Doctors say amoebas in tap water turned woman's brain into 'bloody mush'

The contaminated water went up the woman's nose "toward [the] olfactory nerves in the upper part of her nasal cavity", The Seattle Times reported, which ultimately caused the infection which first appeared as a red sore on her nose.

The 69 year-old, who has not been named, was taken to the Swedish Medical Center near her home in Seattle after suffering a seizure this year. An initial CT scan revealed what doctors believed was a tumor.

The woman's brain infection went undiagnosed for so long because the type of amoeba she had was so uncommon and also moves very slowly, the Times stated.

"However, unfortunately it is possible for these organisms to get into tap water as well at times, and that's why I do always counsel my patients to use distilled water when rinsing". He removed it and sent a sample to a pathologist at Johns Hopkins for a second opinion.

When Dr Cobbs next operated on the woman, the growth had grown to the size of a baseball, and that too much of her brain tissue had been killed for medics to save her. But the woman's condition was deteriorating. The amoeba was discovered by CDC scientists in the brain of a dead mandrill baboon in 1986, and it was declared a new species of amoeba in 1993.

As reported in the International Journal of Infectious Diseases, the story began when a Seattle-based woman visited the doctors with a nasty chronic sinus infection. "We didn't have any clue what was going on, but when we got the actual tissue we could see it was the amoeba". "There were these amoeba all over the place just eating brain cells".

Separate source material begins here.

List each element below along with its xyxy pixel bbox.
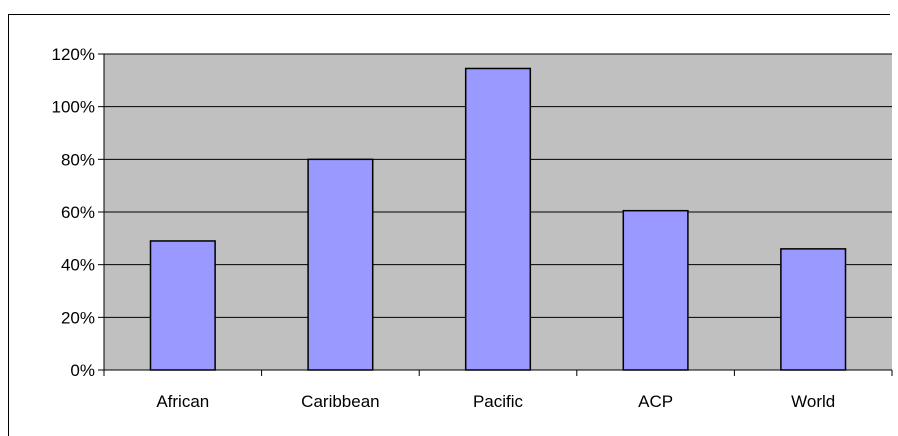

According to the CDC, most brain infections from amoebas are associated with swimming in warm freshwater lakes and rivers.

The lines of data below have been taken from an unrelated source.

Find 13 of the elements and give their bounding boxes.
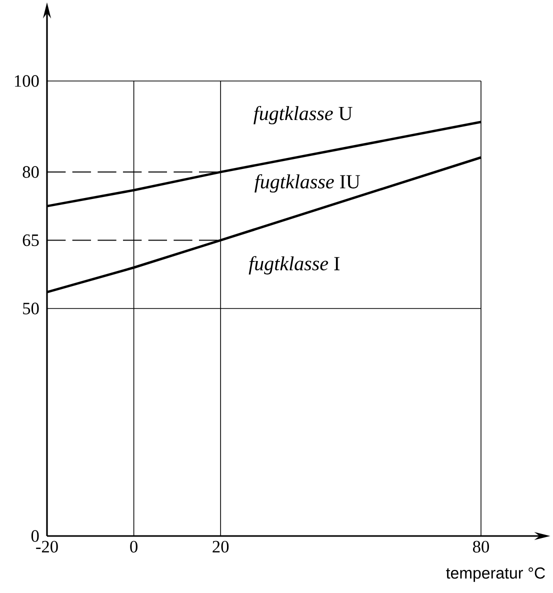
annotation: fugtklasse I (248, 256, 340, 274)
y-tick-label: 65 (22, 234, 39, 246)
x-tick-label: 80 (472, 540, 489, 553)
annotation: fugtklasse IU (254, 174, 360, 193)
x-tick-label: 0 (130, 540, 138, 553)
y-tick-label: 100 (14, 75, 39, 87)
x-axis-title: temperatur °C (446, 567, 545, 582)
annotation: fugtklasse U (254, 106, 352, 124)
x-tick-label: -20 (36, 540, 58, 553)
y-tick-label: 0 (31, 530, 39, 542)
y-tick-label: 50 (23, 302, 39, 314)
y-tick-label: 80 (22, 166, 39, 178)
x-tick-label: 20 (212, 540, 229, 553)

Even though such infections are very rare, there were three similar USA cases from 2008 to 2017.

A person can not get infected from swallowing water contaminated with it, and it can not pass from person to person. "There's been about 200 cases worldwide", Dr. Cobbs said.

In 2011, Louisiana health officials warned residents not to use nonsterilized tap water in neti pots after the deaths of two people who were exposed to Naegleria fowleri while flushing their nasal passages.

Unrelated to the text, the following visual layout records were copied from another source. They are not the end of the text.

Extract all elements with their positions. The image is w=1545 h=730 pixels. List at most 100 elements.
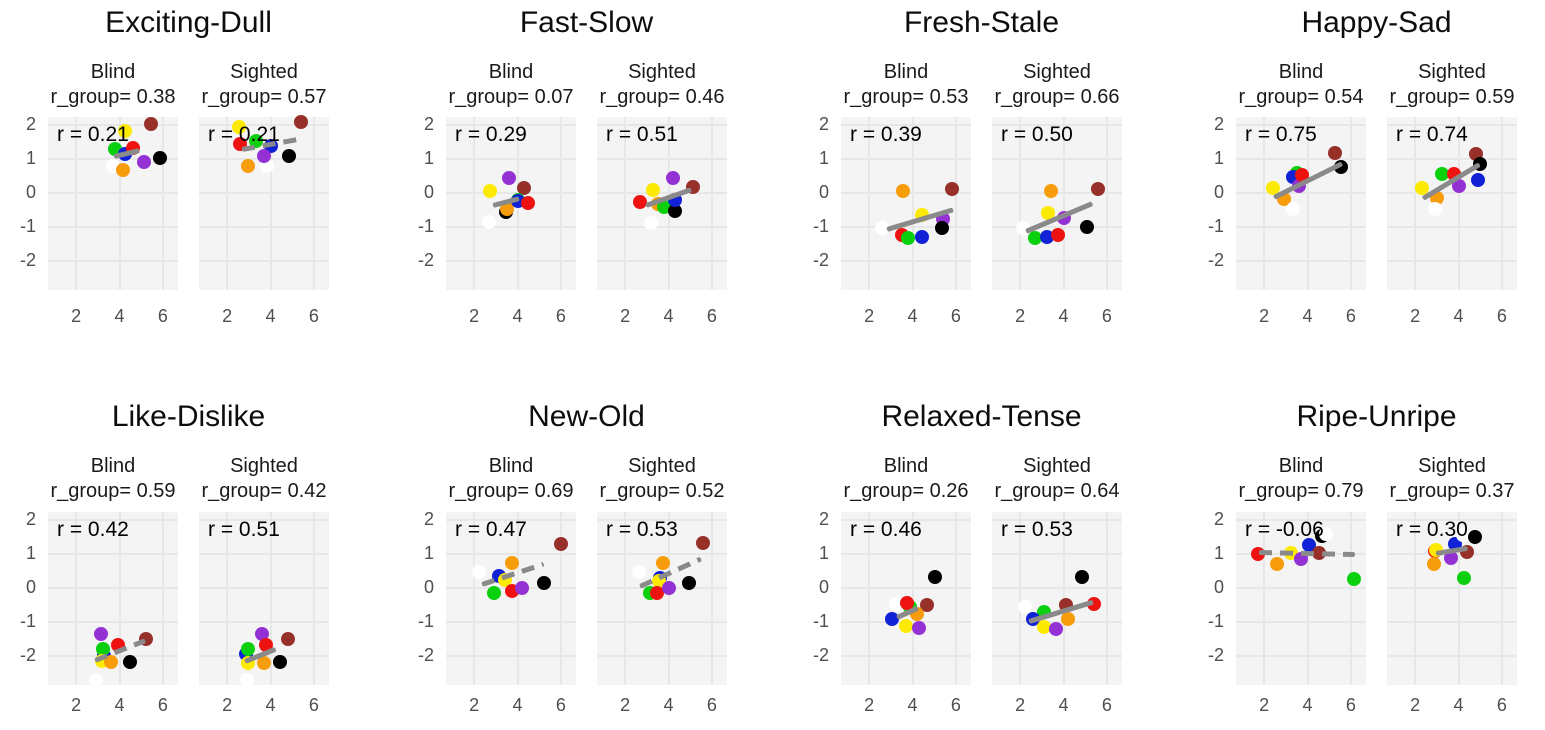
r-value-label: r = 0.50 <box>1001 123 1073 146</box>
x-tick-label: 6 <box>157 695 168 715</box>
data-point-white <box>1286 202 1301 217</box>
gridline-vertical <box>1019 117 1022 290</box>
data-point-black <box>281 149 296 163</box>
x-tick-label: 6 <box>950 695 961 715</box>
x-tick-label: 6 <box>555 695 566 715</box>
y-tick-label: -2 <box>1207 645 1224 666</box>
r-group-label: r_group= 0.42 <box>201 480 327 502</box>
gridline-vertical <box>954 512 957 685</box>
data-point-orange <box>115 163 130 178</box>
gridline-horizontal <box>841 519 971 522</box>
gridline-vertical <box>226 117 229 290</box>
gridline-vertical <box>624 512 627 685</box>
scatter-plot: r = 0.75 <box>1236 117 1366 290</box>
subplot-group-label: Blind <box>883 455 929 477</box>
x-tick-label: 2 <box>1015 695 1026 715</box>
gridline-horizontal <box>1387 587 1517 590</box>
gridline-horizontal <box>1236 587 1366 590</box>
gridline-horizontal <box>48 621 178 624</box>
y-tick-label: 1 <box>818 543 829 564</box>
gridline-vertical <box>710 512 713 685</box>
gridline-horizontal <box>446 158 576 161</box>
gridline-vertical <box>868 117 871 290</box>
panel-title: Ripe-Unripe <box>1296 400 1457 433</box>
panel-title: Like-Dislike <box>111 400 266 433</box>
data-point-yellow <box>232 120 247 135</box>
data-point-purple <box>665 171 680 186</box>
data-point-purple <box>137 155 152 170</box>
y-tick-label: 0 <box>1213 182 1224 203</box>
data-point-maroon <box>696 535 711 550</box>
data-point-purple <box>501 171 516 186</box>
x-tick-label: 2 <box>620 695 631 715</box>
x-tick-label: 4 <box>114 695 125 715</box>
y-tick-label: -1 <box>812 216 829 237</box>
r-group-label: r_group= 0.53 <box>843 86 969 108</box>
y-tick-label: 1 <box>1213 543 1224 564</box>
gridline-vertical <box>1349 512 1352 685</box>
gridline-vertical <box>1263 117 1266 290</box>
gridline-horizontal <box>446 655 576 658</box>
gridline-vertical <box>269 512 272 685</box>
x-tick-label: 6 <box>1101 306 1112 326</box>
r-group-label: r_group= 0.54 <box>1238 86 1364 108</box>
y-tick-label: -1 <box>19 216 36 237</box>
gridline-vertical <box>624 117 627 290</box>
data-point-purple <box>257 149 271 163</box>
data-point-purple <box>254 627 269 642</box>
x-tick-label: 4 <box>1302 306 1313 326</box>
x-tick-label: 4 <box>1058 306 1069 326</box>
data-point-white <box>471 565 486 580</box>
data-point-yellow <box>1037 619 1051 634</box>
r-group-label: r_group= 0.66 <box>994 86 1120 108</box>
scatter-plot: r = -0.06 <box>1236 512 1366 685</box>
data-point-orange <box>1043 183 1058 198</box>
gridline-vertical <box>1306 117 1309 290</box>
x-tick-label: 2 <box>864 695 875 715</box>
data-point-maroon <box>919 597 934 612</box>
gridline-horizontal <box>1236 124 1366 127</box>
y-tick-label: -1 <box>19 611 36 632</box>
gridline-horizontal <box>1236 260 1366 263</box>
data-point-purple <box>661 581 676 596</box>
gridline-horizontal <box>992 587 1122 590</box>
gridline-vertical <box>1263 512 1266 685</box>
scatter-plot: r = 0.74 <box>1387 117 1517 290</box>
gridline-horizontal <box>1236 519 1366 522</box>
r-value-label: r = 0.29 <box>455 123 527 146</box>
r-group-label: r_group= 0.26 <box>843 480 969 502</box>
panel-title: Fresh-Stale <box>903 6 1060 39</box>
gridline-horizontal <box>992 226 1122 229</box>
scatter-plot: r = 0.29 <box>446 117 576 290</box>
panel-title: Exciting-Dull <box>105 6 272 39</box>
y-tick-label: 2 <box>25 114 36 135</box>
data-point-red <box>649 586 664 601</box>
data-point-green <box>1435 167 1450 182</box>
x-tick-label: 2 <box>71 306 82 326</box>
data-point-orange <box>1060 611 1075 626</box>
gridline-horizontal <box>1387 226 1517 229</box>
y-tick-label: -1 <box>417 216 434 237</box>
trend-line <box>1258 549 1356 557</box>
gridline-horizontal <box>199 553 329 556</box>
data-point-purple <box>1443 550 1458 565</box>
data-point-white <box>482 215 497 230</box>
gridline-vertical <box>1500 117 1503 290</box>
data-point-yellow <box>646 183 661 198</box>
data-point-orange <box>1426 556 1441 571</box>
gridline-horizontal <box>1387 158 1517 161</box>
y-tick-label: -2 <box>1207 250 1224 271</box>
data-point-black <box>152 151 167 166</box>
gridline-horizontal <box>1387 124 1517 127</box>
x-tick-label: 4 <box>907 695 918 715</box>
y-tick-label: 0 <box>1213 577 1224 598</box>
x-tick-label: 2 <box>469 695 480 715</box>
data-point-maroon <box>1468 146 1483 161</box>
scatter-plot: r = 0.30 <box>1387 512 1517 685</box>
gridline-horizontal <box>446 519 576 522</box>
scatter-plot: r = 0.21 <box>199 115 329 290</box>
data-point-purple <box>94 627 109 642</box>
r-group-label: r_group= 0.59 <box>1389 86 1515 108</box>
gridline-horizontal <box>597 553 727 556</box>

A year ago the U.S. Food and Drug Administration also issued a warning that improper use of Neti pots and other nasal irrigation systems could lead to risky infections, including one with a brain-eating amoeba.

The case report notes that GAE is rare and the CDC described it as a "very rare disease that is usually fatal". Researchers believe that she contracted the amoeba while using the neti pot because she used filtered tap water rather than saline or sterile water, the latter of which is recommended.